Search code examples
javajpegbufferedimagetiffjavax.imageio

Combine multiple tif and Jpeg into single tif file has huge size


I am trying to combine multiple tif and jpeg files into single tif file.

When multiple tif files alone are combined into one single tif file, the file has nearly the same size as of original multiple tif files (10 MB of multiple tif files ----> 10 MB of single tif file). This is perfect.

However, when tif files alone with many number of Jpeg files are combined to single tif file, the file size is huge compared to original (10 MB of multiple tif and Jpeg file resulted in creating 200 MB tif file).

Is there way to prevent the large file size when JPEG file comes?

Code used:

List<BufferedImage> bufferedImageList = new ArrayList<>();
for (String page : pages) {
BufferedImage bufferedImage = ImageIO.read(file);
    bufferedImageList.add(bufferedImage);
}

String filename = "D:\home\example.tif";
ImageWriter writer = ImageIO.getImageWritersByFormatName("TIF").next();

try (ImageOutputStream output = ImageIO.createImageOutputStream(new File(filename))) {
    writer.setOutput(output);

    ImageWriteParam params = writer.getDefaultWriteParam();
    params.setCompressionMode(ImageWriteParam.MODE_EXPLICIT);

    params.setCompressionType("LZW");
    params.setCompressionQuality(1.0f);

    writer.prepareWriteSequence(null);

    for (BufferedImage image : bufferedImageList) {
        writer.writeToSequence(new IIOImage(image, null, null), params);
    }
    
    
    writer.endWriteSequence();
    
}

writer.dispose();


Solution

  • As @Henry wrote in the comments, using LZW (or any other lossless) compression will not achieve the same compression as lossy JPEG (for "natural" images). Going this route will in most cases result in larger files, but with the highest quality possible. In many cases, this will be acceptable.

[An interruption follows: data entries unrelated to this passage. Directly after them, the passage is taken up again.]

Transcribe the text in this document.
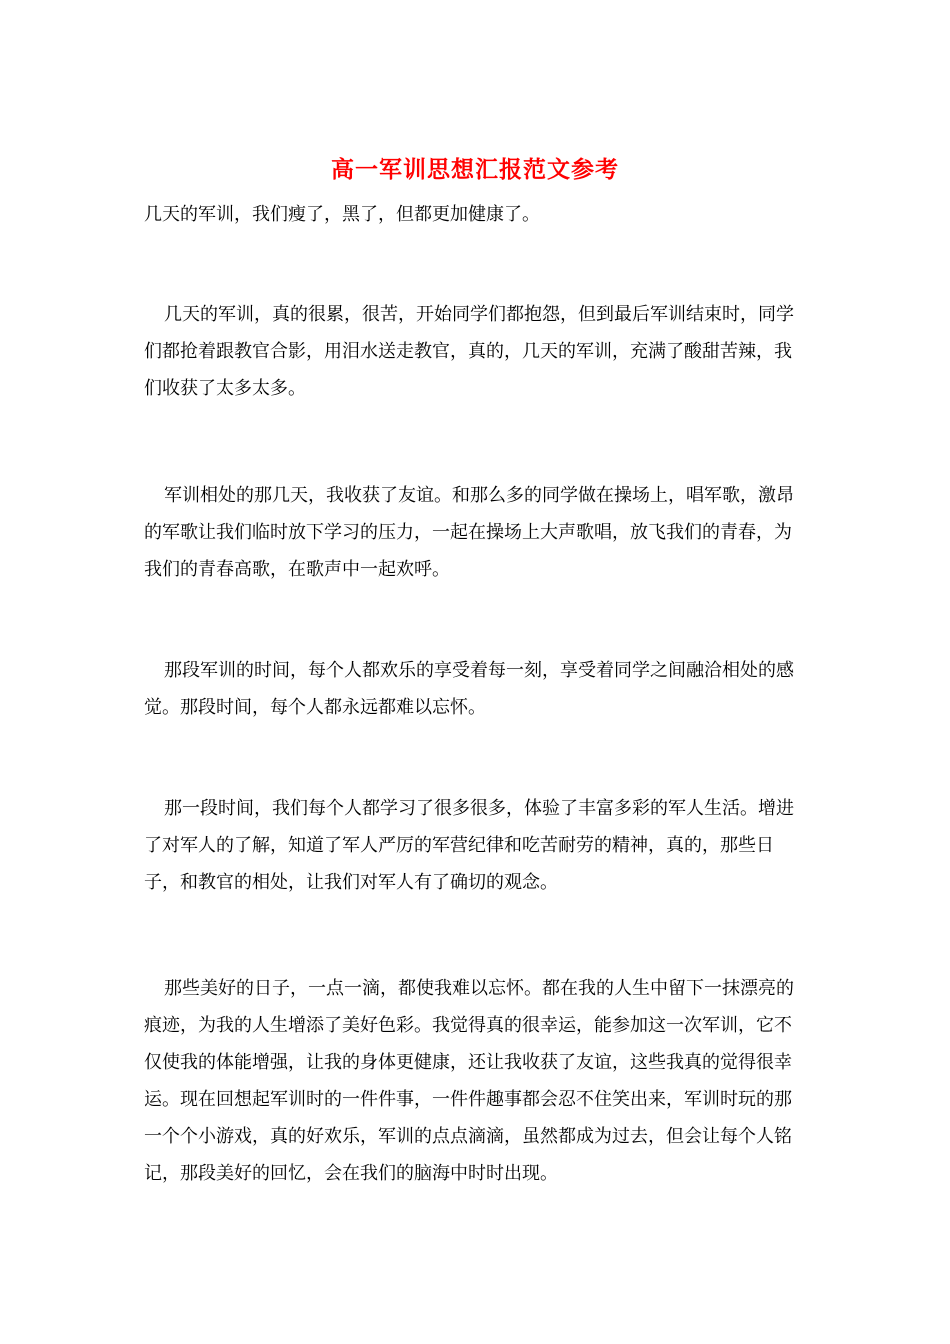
高一军训思想汇报范文参考

几天的军训，我们瘦了，黑了，但都更加健康了。

几天的军训，真的很累，很苦，开始同学们都抱怨，但到最后军训结束时，同学们都抢着跟教官合影，用泪水送走教官，真的，几天的军训，充满了酸甜苦辣，我们收获了太多太多。

军训相处的那几天，我收获了友谊。和那么多的同学做在操场上，唱军歌，激昂的军歌让我们临时放下学习的压力，一起在操场上大声歌唱，放飞我们的青春，为我们的青春高歌，在歌声中一起欢呼。

那段军训的时间，每个人都欢乐的享受着每一刻，享受着同学之间融洽相处的感觉。那段时间，每个人都永远都难以忘怀。

那一段时间，我们每个人都学习了很多很多，体验了丰富多彩的军人生活。增进了对军人的了解，知道了军人严厉的军营纪律和吃苦耐劳的精神，真的，那些日子，和教官的相处，让我们对军人有了确切的观念。

那些美好的日子，一点一滴，都使我难以忘怀。都在我的人生中留下一抹漂亮的痕迹，为我的人生增添了美好色彩。我觉得真的很幸运，能参加这一次军训，它不仅使我的体能增强，让我的身体更健康，还让我收获了友谊，这些我真的觉得很幸运。现在回想起军训时的一件件事，一件件趣事都会忍不住笑出来，军训时玩的那一个个小游戏，真的好欢乐，军训的点点滴滴，虽然都成为过去，但会让每个人铭记，那段美好的回忆，会在我们的脑海中时时出现。
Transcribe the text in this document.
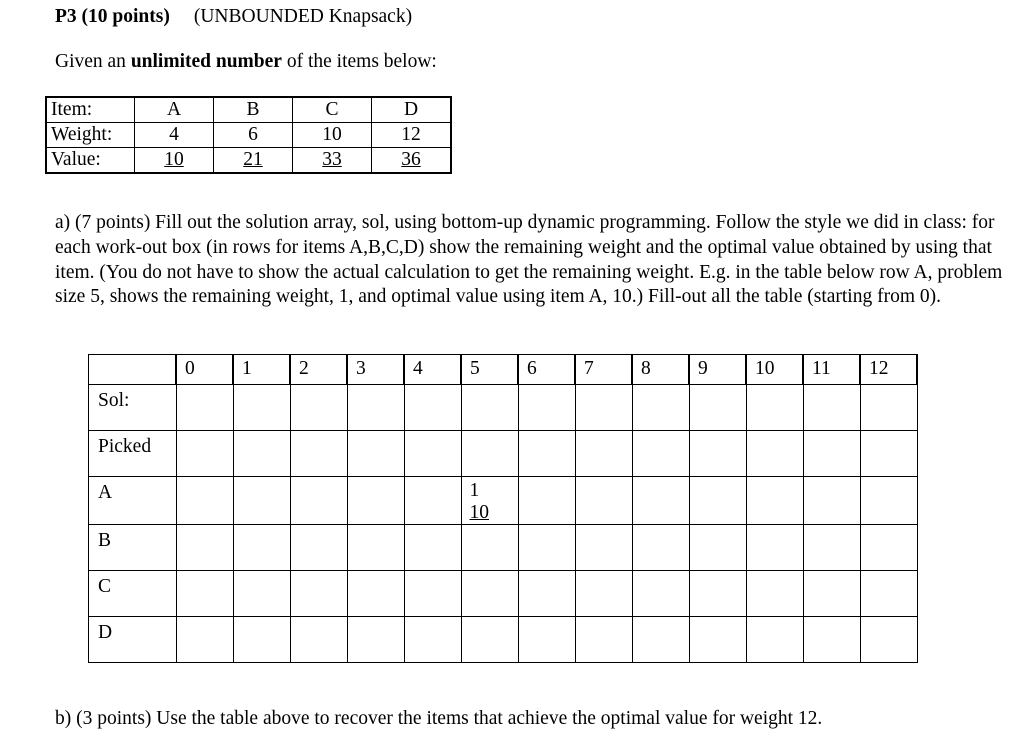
P3 (10 points) (UNBOUNDED Knapsack)
Given an unlimited number of the items below:
Item:	A	B	C	D
Weight:	4	6	10	12
Value:	10	21	33	36
a) (7 points) Fill out the solution array, sol, using bottom-up dynamic programming. Follow the style we did in class: for each work-out box (in rows for items A,B,C,D) show the remaining weight and the optimal value obtained by using that item. (You do not have to show the actual calculation to get the remaining weight. E.g. in the table below row A, problem size 5, shows the remaining weight, 1, and optimal value using item A, 10.) Fill-out all the table (starting from 0).

	0	1	2	3	4	5	6	7	8	9	10	11	12

Sol:													

Picked													

A						1
10							

B													

C													

D													

b) (3 points) Use the table above to recover the items that achieve the optimal value for weight 12.
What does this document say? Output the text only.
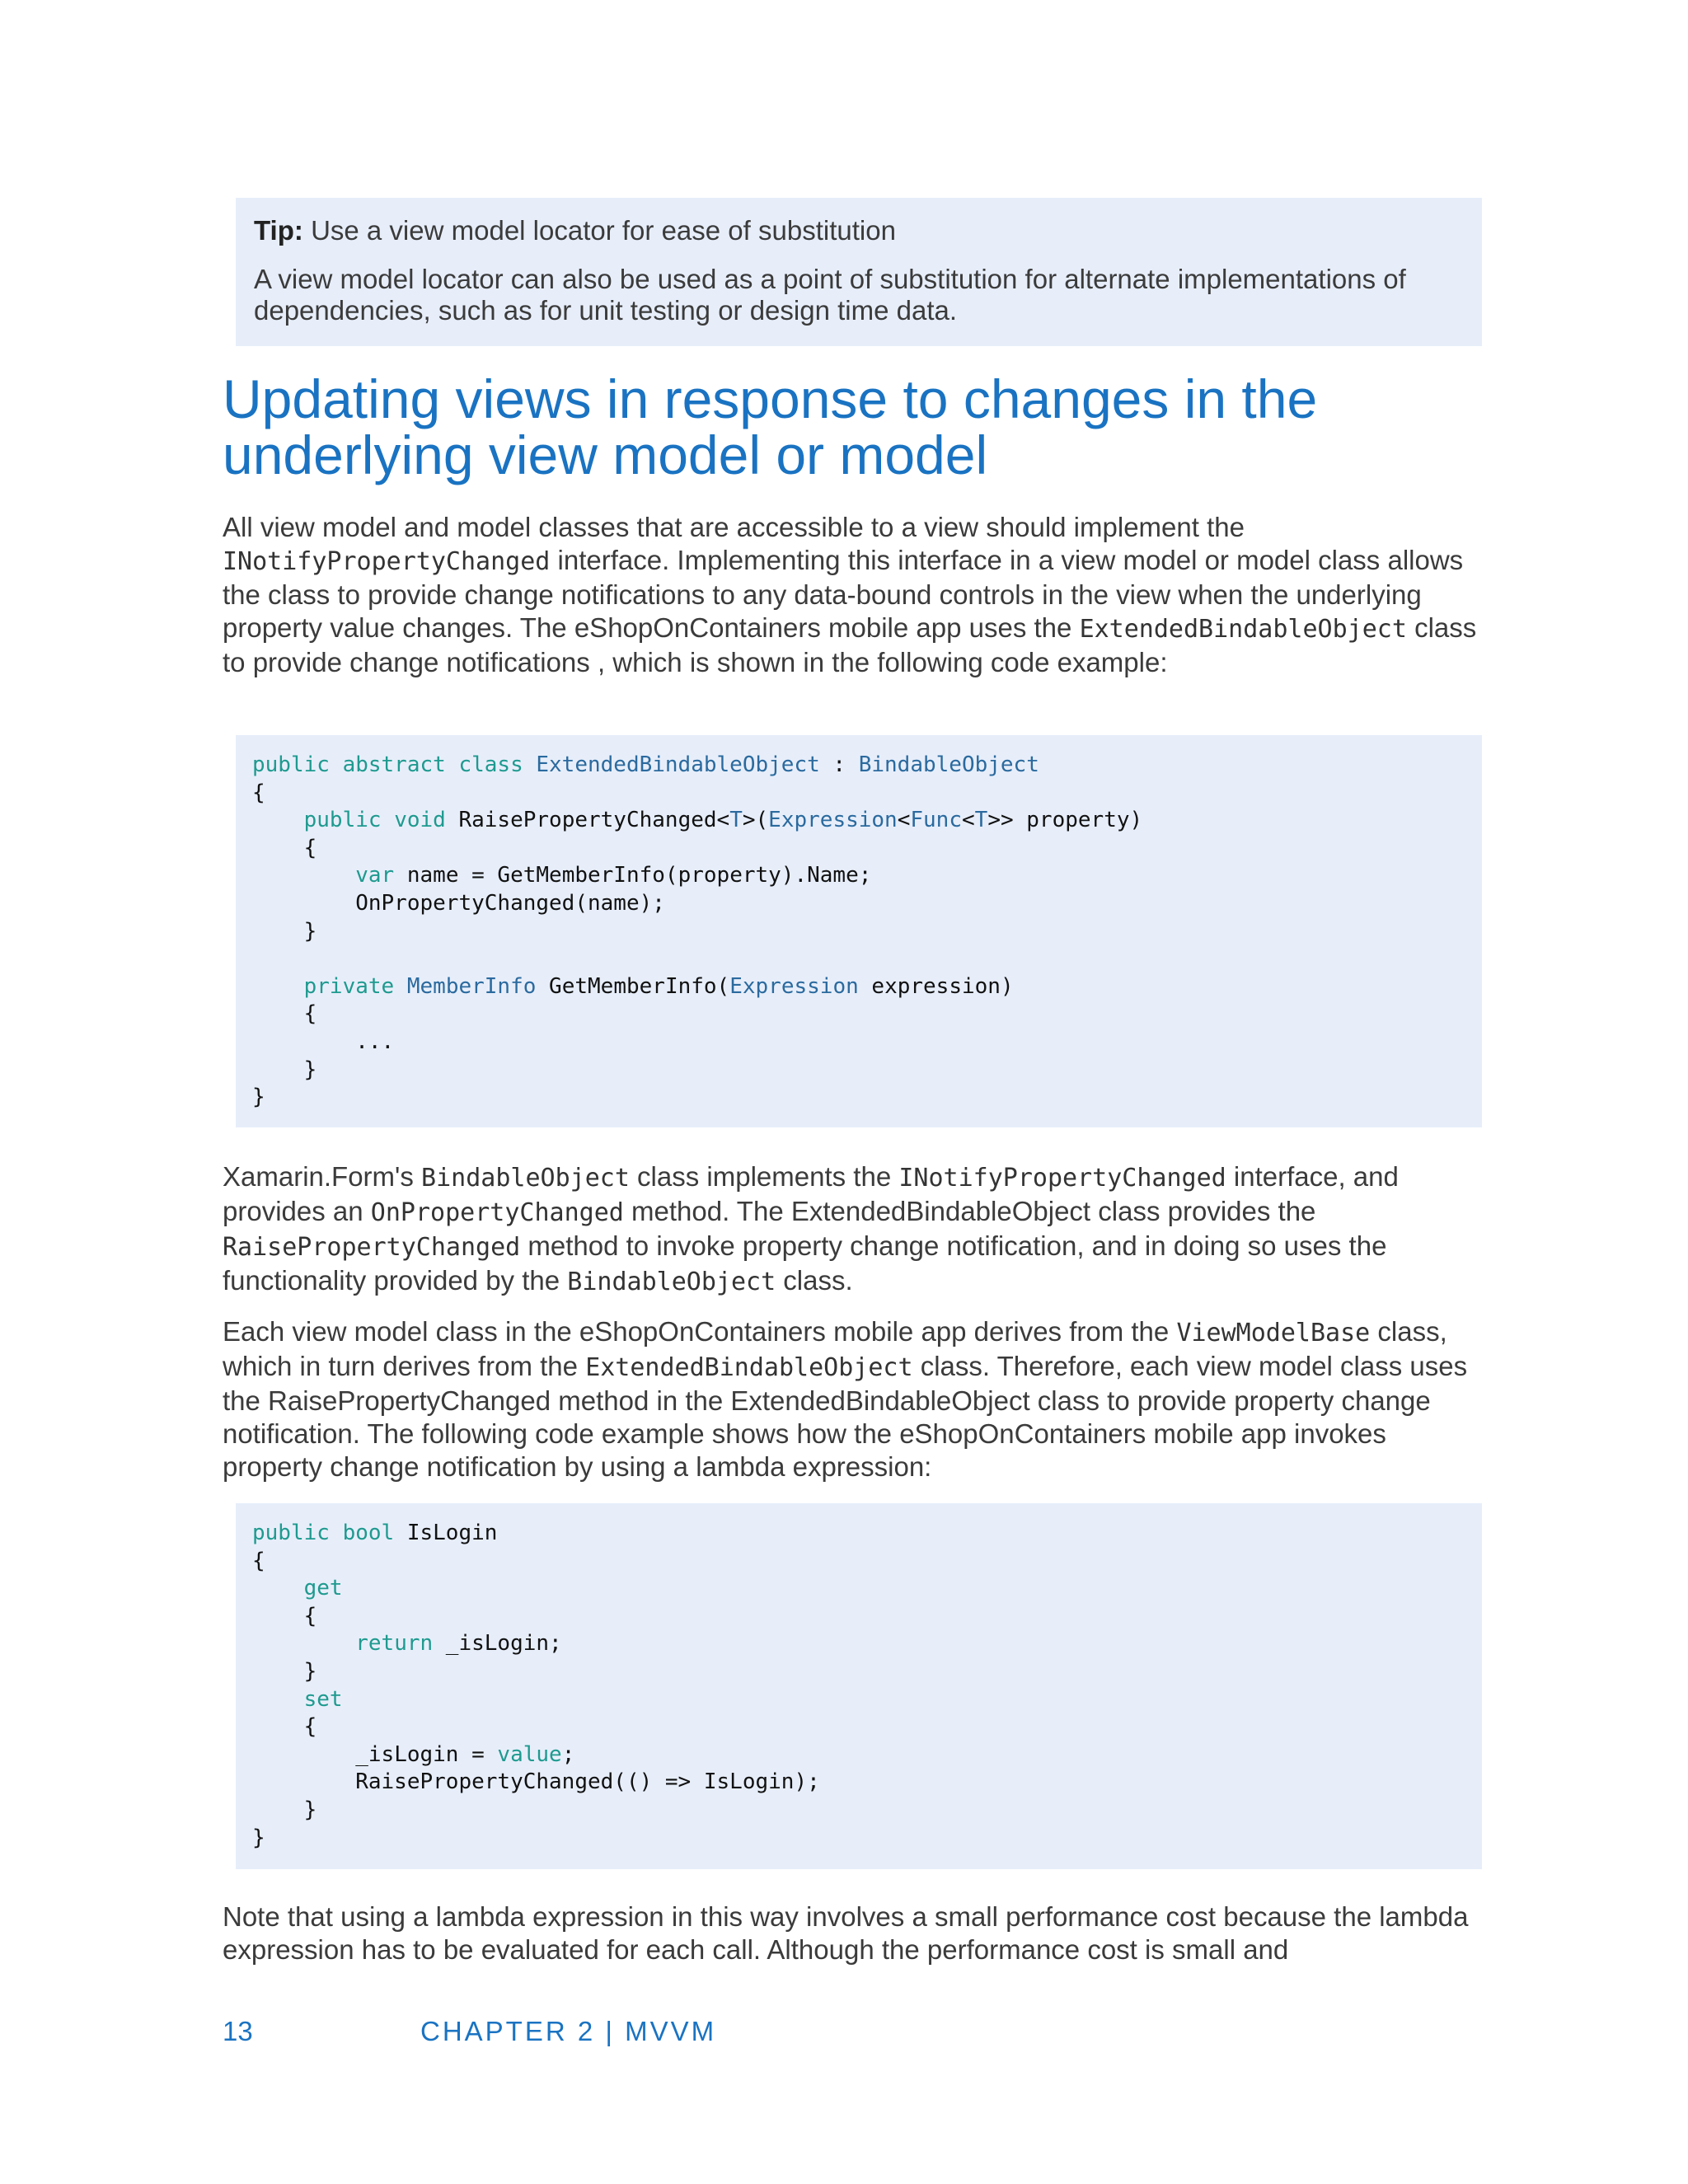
Tip: Use a view model locator for ease of substitution

A view model locator can also be used as a point of substitution for alternate implementations of dependencies, such as for unit testing or design time data.

Updating views in response to changes in the underlying view model or model

All view model and model classes that are accessible to a view should implement the INotifyPropertyChanged interface. Implementing this interface in a view model or model class allows the class to provide change notifications to any data-bound controls in the view when the underlying property value changes. The eShopOnContainers mobile app uses the ExtendedBindableObject class to provide change notifications , which is shown in the following code example:

public abstract class ExtendedBindableObject : BindableObject
{
public void RaisePropertyChanged<T>(Expression<Func<T>> property)
{
var name = GetMemberInfo(property).Name;
OnPropertyChanged(name);
}
private MemberInfo GetMemberInfo(Expression expression)
{
...
}
}

Xamarin.Form's BindableObject class implements the INotifyPropertyChanged interface, and provides an OnPropertyChanged method. The ExtendedBindableObject class provides the RaisePropertyChanged method to invoke property change notification, and in doing so uses the functionality provided by the BindableObject class.

Each view model class in the eShopOnContainers mobile app derives from the ViewModelBase class, which in turn derives from the ExtendedBindableObject class. Therefore, each view model class uses the RaisePropertyChanged method in the ExtendedBindableObject class to provide property change notification. The following code example shows how the eShopOnContainers mobile app invokes property change notification by using a lambda expression:

public bool IsLogin
{
get
{
return _isLogin;
}
set
{
_isLogin = value;
RaisePropertyChanged(() => IsLogin);
}
}

Note that using a lambda expression in this way involves a small performance cost because the lambda expression has to be evaluated for each call. Although the performance cost is small and

13	CHAPTER 2 | MVVM
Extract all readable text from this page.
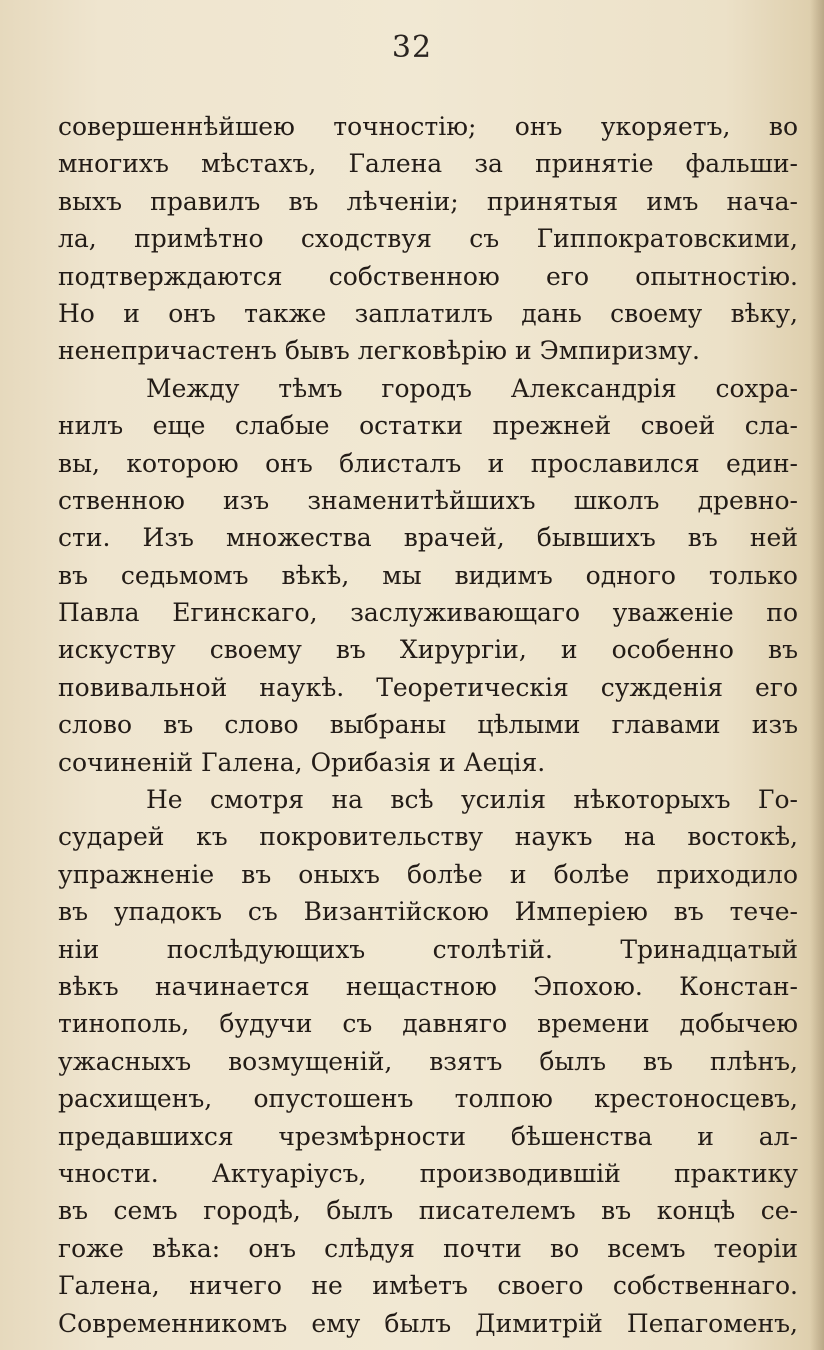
32
совершеннѣйшею точностію; онъ укоряетъ, во
многихъ мѣстахъ, Галена за принятіе фальши-
выхъ правилъ въ лѣченіи; принятыя имъ нача-
ла, примѣтно сходствуя съ Гиппократовскими,
подтверждаются собственною его опытностію.
Но и онъ также заплатилъ дань своему вѣку,
ненепричастенъ бывъ легковѣрію и Эмпиризму.
Между тѣмъ городъ Александрія сохра-
нилъ еще слабые остатки прежней своей сла-
вы, которою онъ блисталъ и прославился един-
ственною изъ знаменитѣйшихъ школъ древно-
сти. Изъ множества врачей, бывшихъ въ ней
въ седьмомъ вѣкѣ, мы видимъ одного только
Павла Егинскаго, заслуживающаго уваженіе по
искуству своему въ Хирургіи, и особенно въ
повивальной наукѣ. Теоретическія сужденія его
слово въ слово выбраны цѣлыми главами изъ
сочиненій Галена, Орибазія и Аеція.
Не смотря на всѣ усилія нѣкоторыхъ Го-
сударей къ покровительству наукъ на востокѣ,
упражненіе въ оныхъ болѣе и болѣе приходило
въ упадокъ съ Византійскою Имперіею въ тече-
ніи послѣдующихъ столѣтій. Тринадцатый
вѣкъ начинается нещастною Эпохою. Констан-
тинополь, будучи съ давняго времени добычею
ужасныхъ возмущеній, взятъ былъ въ плѣнъ,
расхищенъ, опустошенъ толпою крестоносцевъ,
предавшихся чрезмѣрности бѣшенства и ал-
чности. Актуаріусъ, производившій практику
въ семъ городѣ, былъ писателемъ въ концѣ се-
гоже вѣка: онъ слѣдуя почти во всемъ теоріи
Галена, ничего не имѣетъ своего собственнаго.
Современникомъ ему былъ Димитрій Пепагоменъ,
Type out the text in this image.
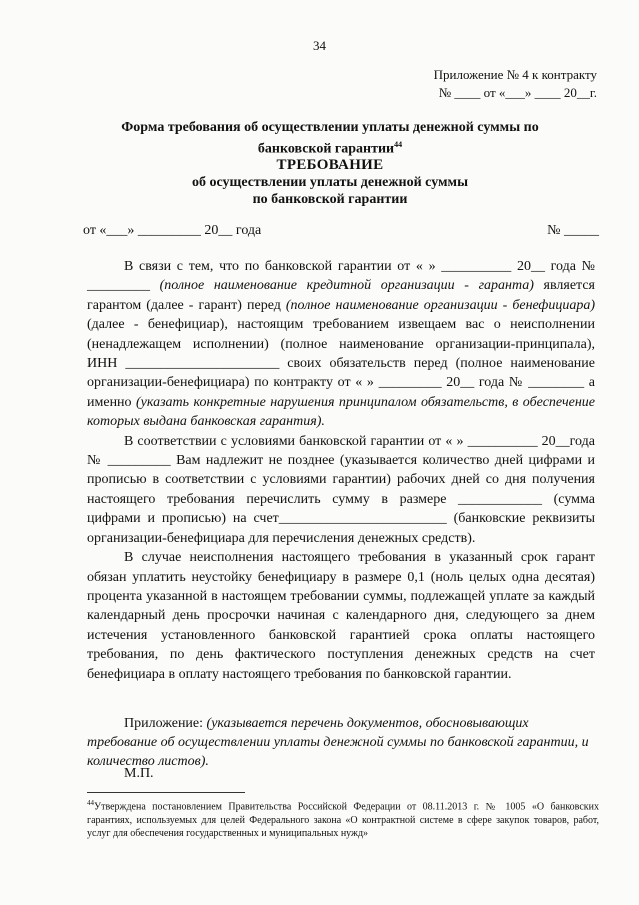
34
Приложение № 4 к контракту
№ ____ от «___» ____ 20__г.
Форма требования об осуществлении уплаты денежной суммы по банковской гарантии$^{44}$
ТРЕБОВАНИЕ
об осуществлении уплаты денежной суммы
по банковской гарантии
от «___» _________ 20__ года	№ _____

В связи с тем, что по банковской гарантии от « » __________ 20__ года № _________ (полное наименование кредитной организации - гаранта) является гарантом (далее - гарант) перед (полное наименование организации - бенефициара) (далее - бенефициар), настоящим требованием извещаем вас о неисполнении (ненадлежащем исполнении) (полное наименование организации-принципала), ИНН ______________________ своих обязательств перед (полное наименование организации-бенефициара) по контракту от « » _________ 20__ года № ________ а именно (указать конкретные нарушения принципалом обязательств, в обеспечение которых выдана банковская гарантия).

В соответствии с условиями банковской гарантии от « » __________ 20__года № _________ Вам надлежит не позднее (указывается количество дней цифрами и прописью в соответствии с условиями гарантии) рабочих дней со дня получения настоящего требования перечислить сумму в размере ____________ (сумма цифрами и прописью) на счет________________________ (банковские реквизиты организации-бенефициара для перечисления денежных средств).

В случае неисполнения настоящего требования в указанный срок гарант обязан уплатить неустойку бенефициару в размере 0,1 (ноль целых одна десятая) процента указанной в настоящем требовании суммы, подлежащей уплате за каждый календарный день просрочки начиная с календарного дня, следующего за днем истечения установленного банковской гарантией срока оплаты настоящего требования, по день фактического поступления денежных средств на счет бенефициара в оплату настоящего требования по банковской гарантии.

Приложение: (указывается перечень документов, обосновывающих требование об осуществлении уплаты денежной суммы по банковской гарантии, и количество листов).

М.П.
$^{44}$Утверждена постановлением Правительства Российской Федерации от 08.11.2013 г. № 1005 «О банковских гарантиях, используемых для целей Федерального закона «О контрактной системе в сфере закупок товаров, работ, услуг для обеспечения государственных и муниципальных нужд»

    An alternative is to use JPEG compression in the TIFF files as well, by specifying compressionType "JPEG". You probably also need to set the compressionQuality to something lower (I believe 0.7f is the default for JPEG in ImageIO), to get more reasonable file sizes.

    However, using JPEG compression to recompress images that was already JPEG compressed, will introduce "generational loss", as JPEGs typically cannot be perfectly reconstructed. It's technically possible to keep this quality loss at a minimum, by recompressing with the same tables as the original, but this is hard to achieve in practice, due to minor rounding errors in encoders/decoders (ie. your best bet is using the same encoder that wrote the original, with the exact same parameters).

    A third option is to use/create a special purpose TIFF utility, that can store the JPEG streams as-is inside the new TIFF container. These files may not be super-efficient TIFFs, as they won't support strips/tiles etc, and some non-standard inputs may still require re-writing to produce valid TIFFs. This will be a bit more work and require some in-depth knowledge about the TIFF format, but certainly doable.